Le procédé de M. Lemaire doit, pour être vraiment utile, subir de notables modifications. La masse d’air condensée dans le réservoir nous à semblé s’échapper avec violence. Le réservoir lui-même est trop lourd, trop gênant, et ne permet le travail qu’avec une extrême fatigue.

Le plongeur communique avec l’extérieur par des flotteurs qu’il laisse échapper et sur lesquels il écrit au moyen d’une ardoise ce dont il peut avoir besoin. Un flotteur particulier fait connaître le point où il se trouve et vers lequel on doit diriger les objets qu’il demande.—Journal Français.

Nouvelle espece de tan.—Une commission nommée à Trêves pour examiner des cuirs préparés par un sieur Jean Rapediens, tanneur à Bern Castel, département de la Moselle, a constaté que ces cuirs étaient d’une qualité supérieure, que les chaussures confectionnées avec pourraient durer un tiers de plus qu’avec les cuirs ordinaires; la commission a également reconnu que par le nouveau procédé, on pouvait gagner quatre mois sur le temps nécessaire pour la préparation des cuirs forts.
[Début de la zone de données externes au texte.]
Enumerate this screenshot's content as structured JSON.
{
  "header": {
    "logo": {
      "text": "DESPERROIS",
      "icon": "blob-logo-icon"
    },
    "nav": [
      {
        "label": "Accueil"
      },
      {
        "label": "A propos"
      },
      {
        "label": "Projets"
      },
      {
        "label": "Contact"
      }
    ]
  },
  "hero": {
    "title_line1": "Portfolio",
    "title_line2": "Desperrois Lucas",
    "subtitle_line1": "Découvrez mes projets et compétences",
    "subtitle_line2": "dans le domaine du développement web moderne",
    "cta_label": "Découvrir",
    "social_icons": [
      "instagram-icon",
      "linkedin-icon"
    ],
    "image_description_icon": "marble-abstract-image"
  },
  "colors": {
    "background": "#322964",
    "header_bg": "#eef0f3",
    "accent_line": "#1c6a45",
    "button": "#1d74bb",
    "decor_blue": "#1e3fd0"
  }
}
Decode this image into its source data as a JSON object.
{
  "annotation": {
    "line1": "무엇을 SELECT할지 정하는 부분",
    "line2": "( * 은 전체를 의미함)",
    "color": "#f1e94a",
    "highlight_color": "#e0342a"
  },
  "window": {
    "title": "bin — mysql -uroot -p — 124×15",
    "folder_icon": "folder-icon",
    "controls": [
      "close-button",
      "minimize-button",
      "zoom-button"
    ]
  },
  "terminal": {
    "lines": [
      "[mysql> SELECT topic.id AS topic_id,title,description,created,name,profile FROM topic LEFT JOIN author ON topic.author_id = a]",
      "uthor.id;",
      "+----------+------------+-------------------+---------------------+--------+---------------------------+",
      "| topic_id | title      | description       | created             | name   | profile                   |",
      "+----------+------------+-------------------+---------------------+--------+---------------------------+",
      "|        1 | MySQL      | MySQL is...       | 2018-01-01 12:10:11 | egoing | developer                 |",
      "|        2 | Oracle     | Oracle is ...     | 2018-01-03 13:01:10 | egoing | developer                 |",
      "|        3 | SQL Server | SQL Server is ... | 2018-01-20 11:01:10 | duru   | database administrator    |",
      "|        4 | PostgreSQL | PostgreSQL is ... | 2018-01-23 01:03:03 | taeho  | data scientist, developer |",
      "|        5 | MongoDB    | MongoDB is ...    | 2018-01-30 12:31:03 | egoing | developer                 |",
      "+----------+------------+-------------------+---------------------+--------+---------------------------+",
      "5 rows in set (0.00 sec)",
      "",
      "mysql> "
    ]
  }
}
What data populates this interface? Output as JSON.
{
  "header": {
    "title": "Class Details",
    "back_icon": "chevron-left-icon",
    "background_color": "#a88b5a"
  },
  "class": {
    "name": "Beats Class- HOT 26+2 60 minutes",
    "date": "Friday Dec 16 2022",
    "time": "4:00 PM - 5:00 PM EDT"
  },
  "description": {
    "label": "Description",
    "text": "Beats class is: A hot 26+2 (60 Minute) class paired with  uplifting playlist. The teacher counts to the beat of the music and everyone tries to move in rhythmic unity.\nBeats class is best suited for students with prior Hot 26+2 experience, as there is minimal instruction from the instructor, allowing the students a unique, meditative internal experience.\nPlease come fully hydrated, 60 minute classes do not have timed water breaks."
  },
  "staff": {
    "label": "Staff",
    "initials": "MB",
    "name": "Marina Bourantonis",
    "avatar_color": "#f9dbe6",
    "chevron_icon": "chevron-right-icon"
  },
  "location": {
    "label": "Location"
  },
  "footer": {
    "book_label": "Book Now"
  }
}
Tous ces avantages sont éprouvés par une espèce de tan fourni par la plante connue sous le nom de Myrtille. (Vaccinium Myrtillus.) On doit la récolter de préférence au printemps, parce que dans cette saison elle se déssèche et se prépare plus facilement. On ne l’arrache point, attendu que cette plante étant vivace, l’année suivante, on en obtient la reproduction. Quand elle est coupée elle n’éprouve par l’humidité, aucune altération, au lieu que le tan perd 10 pour o-o de sa valeur s’il est mouillé.

Trois livres de ce tan suffisent pour la fabrication d’une livre de cuit: il en faut six de chêne pour obtenir le même résultat. Si tous ces faits sont constants, ils sont de nature à attirer l’attention des industriels, qui trouveraient dans cette découverte une économie sensible et de tems et de matière.—Journal Français.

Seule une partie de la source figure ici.